By 2007, the last year documented in the study, 94 percent of all information storage capacity on Earth was digital. The other 6 percent resided in books, magazines and other non-digital formats, particularly videotape, Hilbert and Lopez found.

But despite the forecasts of futurists, a paperless world has not arrived. Although stupendously outstripped in growth by digital media, the amount of paper produced for books, magazines, newspapers and office use climbed steadily over the two decades of the study.

As for computing power - the number of calculations per second available in all of the computers in the world - that grew faster than even information storage, muscling ahead at an average annual growth rate of 58 percent over 21 years. Information storage, in contrast, grew at a rate of 23 percent.

Of course, for anyone tethered to an iPhone, Gmail and Facebook all day, all of this probably comes as no surprise.

That daily digital activity contributes to a churning information tsunami. Humans generate enough data - from TV and radio broadcasts, telephone conversations and, of course, Internet traffic - to fill our 276 exabyte storage capacity every eight weeks, Hilbert said. Of course, most of the digital traffic is never stored long term, evaporating into the ether.

The study prompts deep questions, one of which Hilbert plans to explore soon: How much of this data deluge is truly useful? Or, as Hilbert distilled it, "What's the value of watching a silly cat video versus reading an overpriced book?"

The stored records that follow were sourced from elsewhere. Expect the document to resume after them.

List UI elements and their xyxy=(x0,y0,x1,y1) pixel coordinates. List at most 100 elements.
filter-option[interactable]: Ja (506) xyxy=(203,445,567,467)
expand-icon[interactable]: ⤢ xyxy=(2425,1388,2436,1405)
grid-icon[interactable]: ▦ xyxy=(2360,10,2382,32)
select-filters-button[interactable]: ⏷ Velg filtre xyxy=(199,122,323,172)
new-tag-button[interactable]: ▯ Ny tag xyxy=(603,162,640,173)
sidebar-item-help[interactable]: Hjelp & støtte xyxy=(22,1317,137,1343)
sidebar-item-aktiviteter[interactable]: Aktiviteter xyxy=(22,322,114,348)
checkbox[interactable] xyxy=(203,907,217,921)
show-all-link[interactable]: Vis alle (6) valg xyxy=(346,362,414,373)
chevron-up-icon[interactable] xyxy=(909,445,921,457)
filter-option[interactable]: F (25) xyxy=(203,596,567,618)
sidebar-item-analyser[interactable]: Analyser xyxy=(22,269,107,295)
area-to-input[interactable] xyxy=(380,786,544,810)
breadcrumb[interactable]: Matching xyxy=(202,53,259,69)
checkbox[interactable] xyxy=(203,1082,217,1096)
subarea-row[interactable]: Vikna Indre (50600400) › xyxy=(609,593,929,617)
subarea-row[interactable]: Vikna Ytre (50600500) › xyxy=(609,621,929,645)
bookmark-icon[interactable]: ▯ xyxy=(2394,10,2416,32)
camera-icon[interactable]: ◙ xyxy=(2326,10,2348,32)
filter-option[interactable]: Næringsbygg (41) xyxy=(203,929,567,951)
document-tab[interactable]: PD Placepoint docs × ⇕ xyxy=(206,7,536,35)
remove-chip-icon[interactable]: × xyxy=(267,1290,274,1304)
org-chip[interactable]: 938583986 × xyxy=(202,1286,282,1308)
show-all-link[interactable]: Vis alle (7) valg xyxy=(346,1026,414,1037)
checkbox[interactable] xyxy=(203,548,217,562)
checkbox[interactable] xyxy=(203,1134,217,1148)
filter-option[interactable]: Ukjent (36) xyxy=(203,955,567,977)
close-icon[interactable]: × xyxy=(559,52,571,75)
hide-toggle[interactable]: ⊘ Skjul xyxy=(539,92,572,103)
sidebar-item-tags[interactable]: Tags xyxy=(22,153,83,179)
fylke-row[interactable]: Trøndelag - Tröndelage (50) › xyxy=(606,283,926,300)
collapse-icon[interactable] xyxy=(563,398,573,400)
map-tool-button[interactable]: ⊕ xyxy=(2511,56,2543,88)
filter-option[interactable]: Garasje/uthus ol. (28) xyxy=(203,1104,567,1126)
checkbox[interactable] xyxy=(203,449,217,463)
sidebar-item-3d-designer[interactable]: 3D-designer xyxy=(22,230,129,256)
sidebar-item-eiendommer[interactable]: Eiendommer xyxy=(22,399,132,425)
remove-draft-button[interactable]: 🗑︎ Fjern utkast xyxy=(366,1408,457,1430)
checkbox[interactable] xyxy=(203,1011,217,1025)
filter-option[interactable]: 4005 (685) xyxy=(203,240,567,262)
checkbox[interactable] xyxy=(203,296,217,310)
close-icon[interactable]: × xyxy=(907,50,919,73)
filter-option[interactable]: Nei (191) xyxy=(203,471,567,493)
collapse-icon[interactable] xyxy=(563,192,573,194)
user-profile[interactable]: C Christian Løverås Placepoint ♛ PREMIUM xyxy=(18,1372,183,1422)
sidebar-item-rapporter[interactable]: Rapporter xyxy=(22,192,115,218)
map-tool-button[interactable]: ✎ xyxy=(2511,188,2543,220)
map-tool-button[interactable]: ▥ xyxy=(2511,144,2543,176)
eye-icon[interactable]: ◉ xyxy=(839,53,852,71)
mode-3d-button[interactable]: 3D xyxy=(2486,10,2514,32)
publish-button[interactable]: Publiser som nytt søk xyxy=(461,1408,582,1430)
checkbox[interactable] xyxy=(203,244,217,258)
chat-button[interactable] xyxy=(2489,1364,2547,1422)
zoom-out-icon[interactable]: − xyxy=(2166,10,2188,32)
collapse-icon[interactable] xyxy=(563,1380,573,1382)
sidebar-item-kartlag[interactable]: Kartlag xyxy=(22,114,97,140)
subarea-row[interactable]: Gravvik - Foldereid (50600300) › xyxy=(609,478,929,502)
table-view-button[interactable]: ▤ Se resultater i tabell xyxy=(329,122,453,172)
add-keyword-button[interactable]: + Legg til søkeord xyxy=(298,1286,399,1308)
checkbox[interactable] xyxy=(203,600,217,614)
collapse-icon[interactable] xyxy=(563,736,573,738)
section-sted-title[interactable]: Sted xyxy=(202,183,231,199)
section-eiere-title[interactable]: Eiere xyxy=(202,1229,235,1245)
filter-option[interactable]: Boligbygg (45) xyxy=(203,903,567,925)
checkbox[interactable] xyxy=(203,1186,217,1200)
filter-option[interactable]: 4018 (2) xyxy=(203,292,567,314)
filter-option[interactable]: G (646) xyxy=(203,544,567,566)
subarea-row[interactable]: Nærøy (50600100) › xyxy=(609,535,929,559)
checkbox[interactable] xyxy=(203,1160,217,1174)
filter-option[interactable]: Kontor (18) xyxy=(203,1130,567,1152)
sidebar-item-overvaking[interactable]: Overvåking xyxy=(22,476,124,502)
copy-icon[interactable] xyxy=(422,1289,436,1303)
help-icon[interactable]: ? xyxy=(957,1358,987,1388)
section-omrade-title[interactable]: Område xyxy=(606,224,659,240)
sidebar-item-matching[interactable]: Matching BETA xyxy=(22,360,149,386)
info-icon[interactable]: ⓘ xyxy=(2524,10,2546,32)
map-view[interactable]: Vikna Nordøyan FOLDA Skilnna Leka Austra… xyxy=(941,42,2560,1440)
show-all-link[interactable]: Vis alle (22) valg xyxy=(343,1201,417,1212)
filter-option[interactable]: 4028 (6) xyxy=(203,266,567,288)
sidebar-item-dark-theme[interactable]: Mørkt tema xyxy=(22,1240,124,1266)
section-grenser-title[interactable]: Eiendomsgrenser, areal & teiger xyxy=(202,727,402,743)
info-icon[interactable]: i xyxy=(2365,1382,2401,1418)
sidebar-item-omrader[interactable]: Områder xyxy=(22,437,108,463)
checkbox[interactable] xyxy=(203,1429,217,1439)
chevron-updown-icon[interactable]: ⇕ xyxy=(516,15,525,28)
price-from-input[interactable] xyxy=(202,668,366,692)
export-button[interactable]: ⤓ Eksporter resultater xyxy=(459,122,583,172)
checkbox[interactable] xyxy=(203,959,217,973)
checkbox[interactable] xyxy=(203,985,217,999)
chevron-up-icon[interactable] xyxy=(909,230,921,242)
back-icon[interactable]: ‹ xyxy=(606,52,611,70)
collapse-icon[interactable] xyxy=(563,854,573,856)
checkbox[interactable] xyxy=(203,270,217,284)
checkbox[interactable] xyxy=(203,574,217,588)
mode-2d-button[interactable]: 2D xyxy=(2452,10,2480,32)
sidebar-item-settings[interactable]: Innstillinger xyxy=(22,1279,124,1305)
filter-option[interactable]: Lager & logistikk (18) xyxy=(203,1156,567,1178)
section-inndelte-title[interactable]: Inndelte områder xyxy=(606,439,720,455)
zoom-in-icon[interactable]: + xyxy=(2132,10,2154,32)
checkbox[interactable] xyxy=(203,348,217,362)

While we wait for an answer, social scientists worry that the mounting data carry a hidden cost: disconnection from one another.

"We'd like to think that [information technology] changes everything, that the amazing statistics these authors cite mean that our society has fundamentally and irreversibly changed," said Thomas J. Misa, who studies the history of technology at the University of Minnesota. "I'm a bit more skeptical." After all, Misa said, "there are still secret prisons in Cairo where government agents savagely beat people. Cellphones and social media didn't change that."

Perhaps not, but widespread reports from Egypt suggest that online social networking contributed to - or even prompted - the ongoing demonstrations there.

The study also found that Earth had 3.4 billion cellphones in 2007, with telecommunications traffic growing at an average rate of 28 percent per year between 1986 and 2007. That's a lot of minutes on your plan.

In a second report Hilbert plans to publish in a few months, he found that an ever-increasing slice of our daily data resides not on home computers and the smartphones in our pockets, but in giant data warehouses owned by Google, Facebook, Citibank, the federal government and other huge entities. Microsoft's recent ad campaign touts the benefits of moving all of your personal data to "the cloud," invoking white puffs that magically - and cleanly - store our home photos.

The reality is much dirtier. In 2006, the nation's "server farms" - the home of the cloud - sucked down 1.5 percent of all electricity in the United States, double the amount used in 2000, the Environmental Protection Agency reported. Congress ordered the report out of concern that our insatiable demand for Facebook and YouTube would push the United States to build 10 new pollution-spewing coal plants.

But Hilbert offers a humbling comparison. Despite our gargantuan digital growth, the DNA in a single human body still stores far more information - and a single human brain computes far more calculations - than all the technology on Earth.

"Compared to Mother Nature," Hilbert said, "we are humble apprentices."